Laurie Anderson, Trisha Brown, Gordon Matta-Clark


Pioneers of the Downtown Scene, New York 1970s
3 March 2011 - 22 May 2011
Barbican Art Gallery


Laurie Anderson, Installation shot from Athens Biennale 2009

I first encountered Laurie Anderson’s work 3 years ago in Athens Biennale. It was the video where she dressed in a red cat suit and filmed herself on various rooftops in NYC performing seemingly meaningless repetitive movements. I remember being struck by this work in relation to the rest of the artists exhibiting there. Anderson was probably the oldest artist there, from a different era altogether. Her work struck me as being more playful than the rest, with a freedom of expression often sought after by this generation of artists, but rarely found, because paradoxically the more you seek freedom the more contrived and less free it becomes.


I then wondered if it was misguided, or socially appropriate, to interpret standing on a roof dressed in a cat suit as being free. Is it wrong to interpret a work based solely on the era it is placed within I found myself asking myself? Does it then reduce it to a predominantly simplified understanding of the past, or worse still, and possibly quite cynically, a nostalgic typecasting of a whole generation of artists?


Was Andersons work more free because she was making it in an era only just coming to terms with the phenomenon of global media, and a globalized art world? Did that allow her a freedom of expression we lack today?

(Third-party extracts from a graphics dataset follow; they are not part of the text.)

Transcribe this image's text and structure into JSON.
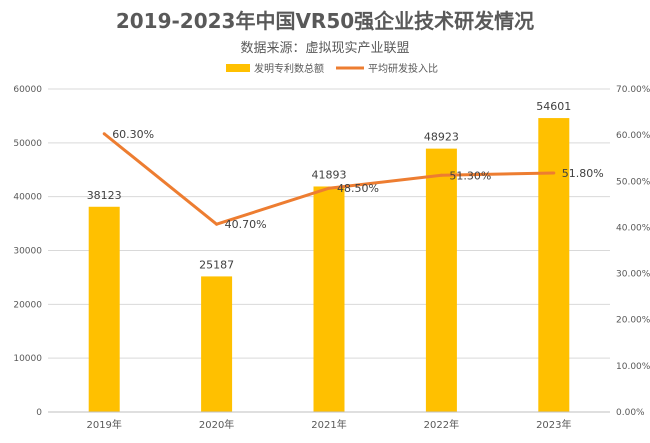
{
  "chart_data": {
    "type": "bar+line",
    "title": "2019-2023年中国VR50强企业技术研发情况",
    "subtitle": "数据来源：虚拟现实产业联盟",
    "categories": [
      "2019年",
      "2020年",
      "2021年",
      "2022年",
      "2023年"
    ],
    "series": [
      {
        "name": "发明专利数总额",
        "type": "bar",
        "axis": "left",
        "values": [
          38123,
          25187,
          41893,
          48923,
          54601
        ],
        "labels": [
          "38123",
          "25187",
          "41893",
          "48923",
          "54601"
        ],
        "color": "#FFC000"
      },
      {
        "name": "平均研发投入比",
        "type": "line",
        "axis": "right",
        "values": [
          60.3,
          40.7,
          48.5,
          51.3,
          51.8
        ],
        "labels": [
          "60.30%",
          "40.70%",
          "48.50%",
          "51.30%",
          "51.80%"
        ],
        "color": "#ED7D31"
      }
    ],
    "y_left": {
      "range": [
        0,
        60000
      ],
      "ticks": [
        "0",
        "10000",
        "20000",
        "30000",
        "40000",
        "50000",
        "60000"
      ]
    },
    "y_right": {
      "range": [
        0,
        70
      ],
      "ticks": [
        "0.00%",
        "10.00%",
        "20.00%",
        "30.00%",
        "40.00%",
        "50.00%",
        "60.00%",
        "70.00%"
      ]
    },
    "grid": true,
    "legend_position": "top"
  }
}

Therefore a large part of my understanding of this exhibition (retrospective at Barbican) was based on my very naïve and simplified understanding of the 70’s as an era. For me it’s the era of rational thought, people power, change, rise of documentation and archive, meaning being detached from image, buying bra's after burning them and realising breasts start to droop eventually without them, flower power growing up and, just like the 60's, probably too much acid. It’s probably the era I most admire, but thinking rationally am glad I’m not a part of. We probably have more freedom now, but paradoxically either aren’t aware of it, or have forgotten how to use it.

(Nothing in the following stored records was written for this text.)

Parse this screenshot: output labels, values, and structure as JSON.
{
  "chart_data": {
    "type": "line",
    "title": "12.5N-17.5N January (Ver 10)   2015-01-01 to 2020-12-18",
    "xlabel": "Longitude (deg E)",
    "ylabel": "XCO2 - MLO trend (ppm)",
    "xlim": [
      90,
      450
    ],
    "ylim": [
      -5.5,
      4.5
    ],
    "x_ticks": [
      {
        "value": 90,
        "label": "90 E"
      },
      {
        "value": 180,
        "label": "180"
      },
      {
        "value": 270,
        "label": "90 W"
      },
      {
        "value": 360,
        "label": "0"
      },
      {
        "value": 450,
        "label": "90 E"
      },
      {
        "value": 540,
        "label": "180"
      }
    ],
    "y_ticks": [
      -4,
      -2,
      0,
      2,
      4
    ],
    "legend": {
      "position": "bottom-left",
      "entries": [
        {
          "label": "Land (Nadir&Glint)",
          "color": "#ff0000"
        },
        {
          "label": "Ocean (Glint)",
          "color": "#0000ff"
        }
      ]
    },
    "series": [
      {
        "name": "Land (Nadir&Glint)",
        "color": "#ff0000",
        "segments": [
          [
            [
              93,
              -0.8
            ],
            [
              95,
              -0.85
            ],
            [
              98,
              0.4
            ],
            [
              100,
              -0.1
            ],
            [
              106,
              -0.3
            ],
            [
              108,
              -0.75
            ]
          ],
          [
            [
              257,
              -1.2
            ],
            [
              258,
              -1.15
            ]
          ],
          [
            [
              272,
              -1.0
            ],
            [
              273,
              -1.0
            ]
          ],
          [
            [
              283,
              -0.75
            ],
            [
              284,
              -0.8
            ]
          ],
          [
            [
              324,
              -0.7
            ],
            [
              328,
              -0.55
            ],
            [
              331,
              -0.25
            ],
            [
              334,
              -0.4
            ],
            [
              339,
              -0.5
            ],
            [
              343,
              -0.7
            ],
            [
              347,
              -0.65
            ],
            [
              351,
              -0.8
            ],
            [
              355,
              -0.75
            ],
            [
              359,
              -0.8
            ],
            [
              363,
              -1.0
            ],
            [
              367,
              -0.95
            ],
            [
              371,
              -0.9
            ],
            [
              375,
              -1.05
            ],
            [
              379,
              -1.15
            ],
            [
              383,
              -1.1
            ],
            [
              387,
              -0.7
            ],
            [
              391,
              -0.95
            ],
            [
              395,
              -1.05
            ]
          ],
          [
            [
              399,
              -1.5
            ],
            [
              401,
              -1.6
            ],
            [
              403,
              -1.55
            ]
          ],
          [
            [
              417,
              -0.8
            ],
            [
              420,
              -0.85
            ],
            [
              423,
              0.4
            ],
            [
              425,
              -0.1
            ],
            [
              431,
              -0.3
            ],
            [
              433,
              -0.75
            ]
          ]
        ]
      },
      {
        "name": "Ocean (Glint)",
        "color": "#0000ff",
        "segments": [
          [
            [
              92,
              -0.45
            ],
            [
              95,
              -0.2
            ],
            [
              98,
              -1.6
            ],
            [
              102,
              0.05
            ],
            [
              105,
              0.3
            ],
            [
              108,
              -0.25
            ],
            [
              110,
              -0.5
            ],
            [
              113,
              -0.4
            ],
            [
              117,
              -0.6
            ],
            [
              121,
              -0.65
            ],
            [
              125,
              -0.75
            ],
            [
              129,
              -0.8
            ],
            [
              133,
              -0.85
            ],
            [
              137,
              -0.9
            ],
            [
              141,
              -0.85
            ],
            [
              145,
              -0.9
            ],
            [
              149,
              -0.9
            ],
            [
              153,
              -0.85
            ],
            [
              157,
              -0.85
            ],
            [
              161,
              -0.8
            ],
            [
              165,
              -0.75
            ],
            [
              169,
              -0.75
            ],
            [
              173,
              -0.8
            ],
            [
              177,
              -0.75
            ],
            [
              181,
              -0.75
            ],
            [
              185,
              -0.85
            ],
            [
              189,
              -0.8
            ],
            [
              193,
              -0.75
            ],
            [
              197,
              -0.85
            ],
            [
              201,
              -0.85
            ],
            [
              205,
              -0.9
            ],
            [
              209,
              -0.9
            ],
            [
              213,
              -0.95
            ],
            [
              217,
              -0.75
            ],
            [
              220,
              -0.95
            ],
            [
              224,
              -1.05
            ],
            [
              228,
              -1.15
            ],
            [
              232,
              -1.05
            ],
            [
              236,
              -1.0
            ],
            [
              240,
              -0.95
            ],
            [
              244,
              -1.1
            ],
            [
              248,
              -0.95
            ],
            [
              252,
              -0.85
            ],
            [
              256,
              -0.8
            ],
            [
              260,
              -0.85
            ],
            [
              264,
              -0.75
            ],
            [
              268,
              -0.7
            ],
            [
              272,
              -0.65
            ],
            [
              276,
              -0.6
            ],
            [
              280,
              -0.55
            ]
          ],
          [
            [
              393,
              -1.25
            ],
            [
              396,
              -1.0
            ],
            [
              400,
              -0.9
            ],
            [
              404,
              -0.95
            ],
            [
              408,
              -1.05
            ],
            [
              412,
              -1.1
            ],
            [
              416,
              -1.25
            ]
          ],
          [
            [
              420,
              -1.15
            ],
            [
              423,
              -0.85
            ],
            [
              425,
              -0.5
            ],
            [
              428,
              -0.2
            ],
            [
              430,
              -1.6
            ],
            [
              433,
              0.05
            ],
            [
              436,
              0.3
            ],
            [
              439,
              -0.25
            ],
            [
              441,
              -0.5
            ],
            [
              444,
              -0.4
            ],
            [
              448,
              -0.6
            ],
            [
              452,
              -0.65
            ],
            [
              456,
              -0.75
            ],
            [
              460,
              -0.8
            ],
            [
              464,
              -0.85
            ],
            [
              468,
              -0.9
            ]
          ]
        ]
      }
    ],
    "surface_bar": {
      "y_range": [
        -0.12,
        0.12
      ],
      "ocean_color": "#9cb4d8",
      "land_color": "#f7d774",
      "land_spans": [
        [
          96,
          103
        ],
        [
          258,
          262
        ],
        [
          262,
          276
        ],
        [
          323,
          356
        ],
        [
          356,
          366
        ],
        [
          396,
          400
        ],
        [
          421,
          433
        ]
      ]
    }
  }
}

Anyway, as you enter the exhibition there is a pillow with a speaker inside, which starts to work as the participant places their head on it. Interactivity, which forces the viewer to deconstruct their usual interpretation of art as being something untouchable to be revered and admired from afar. There were 4 performances that took place intermittently throughout the day. I stayed for only three.



Trisha Brown, Walking on the Wall, 1971. Photograph by Felix Clay


The first was Anderson’s “Walking on the Walls” (above) which was exactly as it sounds, a group of 5 performers attached to ropes suspending them from the ceiling, walking along a wall horizontally. Kind perspective trickery which appears to be quite a common theme throughout.

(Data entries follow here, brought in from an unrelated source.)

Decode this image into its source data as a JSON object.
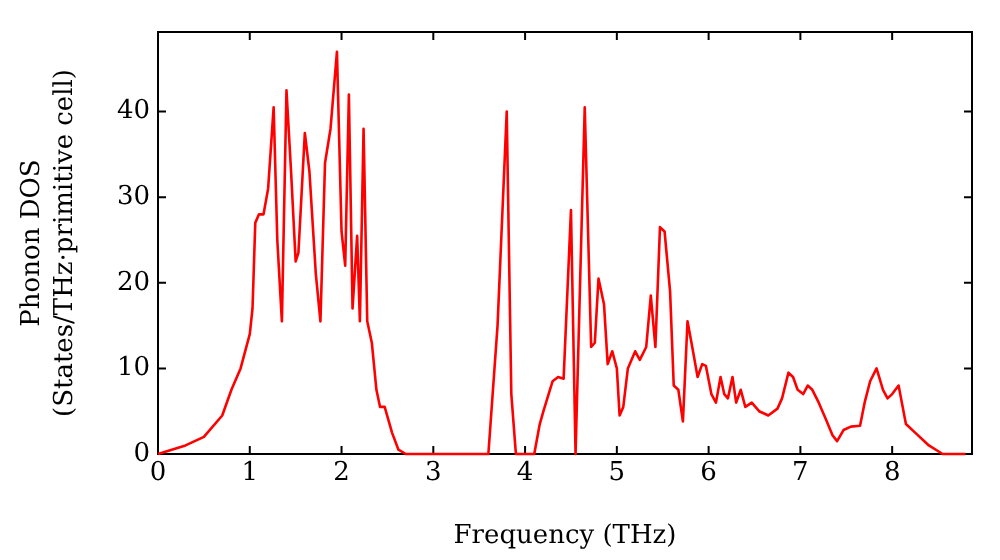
{
  "chart_data": {
    "type": "line",
    "xlabel": "Frequency (THz)",
    "ylabel": "Phonon DOS\n(States/THz·primitive cell)",
    "xlim": [
      0,
      8.87
    ],
    "ylim": [
      0,
      49.3
    ],
    "xticks": [
      0,
      1,
      2,
      3,
      4,
      5,
      6,
      7,
      8
    ],
    "yticks": [
      0,
      10,
      20,
      30,
      40
    ],
    "grid": false,
    "legend": false,
    "marker": "none",
    "line_style": "solid",
    "series": [
      {
        "color": "#ff0000",
        "x": [
          0,
          0.3,
          0.5,
          0.7,
          0.8,
          0.9,
          1.0,
          1.03,
          1.06,
          1.1,
          1.15,
          1.2,
          1.26,
          1.3,
          1.35,
          1.4,
          1.45,
          1.5,
          1.53,
          1.6,
          1.65,
          1.72,
          1.77,
          1.82,
          1.88,
          1.95,
          2.0,
          2.04,
          2.08,
          2.12,
          2.17,
          2.2,
          2.24,
          2.28,
          2.33,
          2.38,
          2.42,
          2.47,
          2.55,
          2.62,
          2.7,
          3.6,
          3.7,
          3.8,
          3.85,
          3.9,
          4.1,
          4.16,
          4.2,
          4.3,
          4.36,
          4.42,
          4.5,
          4.55,
          4.65,
          4.72,
          4.76,
          4.8,
          4.86,
          4.9,
          4.95,
          5.0,
          5.03,
          5.07,
          5.12,
          5.2,
          5.25,
          5.32,
          5.37,
          5.42,
          5.47,
          5.52,
          5.58,
          5.62,
          5.67,
          5.72,
          5.77,
          5.83,
          5.88,
          5.93,
          5.97,
          6.03,
          6.08,
          6.13,
          6.17,
          6.21,
          6.26,
          6.3,
          6.35,
          6.4,
          6.47,
          6.55,
          6.65,
          6.75,
          6.8,
          6.87,
          6.92,
          6.97,
          7.03,
          7.08,
          7.13,
          7.2,
          7.28,
          7.35,
          7.4,
          7.47,
          7.55,
          7.65,
          7.7,
          7.76,
          7.83,
          7.9,
          7.95,
          8.0,
          8.07,
          8.15,
          8.25,
          8.4,
          8.55,
          8.8
        ],
        "values": [
          0,
          1,
          2,
          4.5,
          7.5,
          10,
          14,
          17,
          27,
          28,
          28,
          31,
          40.5,
          25,
          15.5,
          42.5,
          33,
          22.5,
          23.5,
          37.5,
          33,
          21,
          15.5,
          34,
          38,
          47,
          26,
          22,
          42,
          17,
          25.5,
          15.5,
          38,
          15.5,
          13,
          7.5,
          5.5,
          5.5,
          2.5,
          0.5,
          0,
          0,
          15,
          40,
          7,
          0,
          0,
          3.5,
          5,
          8.5,
          9,
          8.8,
          28.5,
          0,
          40.5,
          12.5,
          13,
          20.5,
          17.5,
          10.5,
          12,
          10,
          4.5,
          5.5,
          10,
          12,
          11,
          12.5,
          18.5,
          12.5,
          26.5,
          26,
          19,
          8,
          7.5,
          3.8,
          15.5,
          12,
          9,
          10.5,
          10.3,
          7,
          6,
          9,
          7,
          6.5,
          9,
          6,
          7.5,
          5.5,
          6,
          5,
          4.5,
          5.3,
          6.5,
          9.5,
          9,
          7.5,
          7,
          8,
          7.5,
          6,
          4,
          2.2,
          1.5,
          2.8,
          3.2,
          3.3,
          6,
          8.5,
          10,
          7.5,
          6.5,
          7,
          8,
          3.5,
          2.5,
          1,
          0,
          0
        ]
      }
    ]
  }
}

Trisha Brown, Planes, 1968. Photograph by Rune Hellestad


The second was a climbing based piece called Planes (see above), whereby performers climbed on a wall that was being simultaneously projected onto with images of long legs or buildings that tower into the distance. It was another interesting play with perspective.



Trisha Brown, Floor of the Forest, 1970. Photograph by Rune Hellestad


The third, and for me the most interesting, was the Floor of the Forest, which consisted of a grid of ropes that strung together items of clothing for people to climb in and out of. The performers would lug themselves into the clothes and then hang like deadweights for a time, before moving to the next “outfit”. Definitely worth a visit.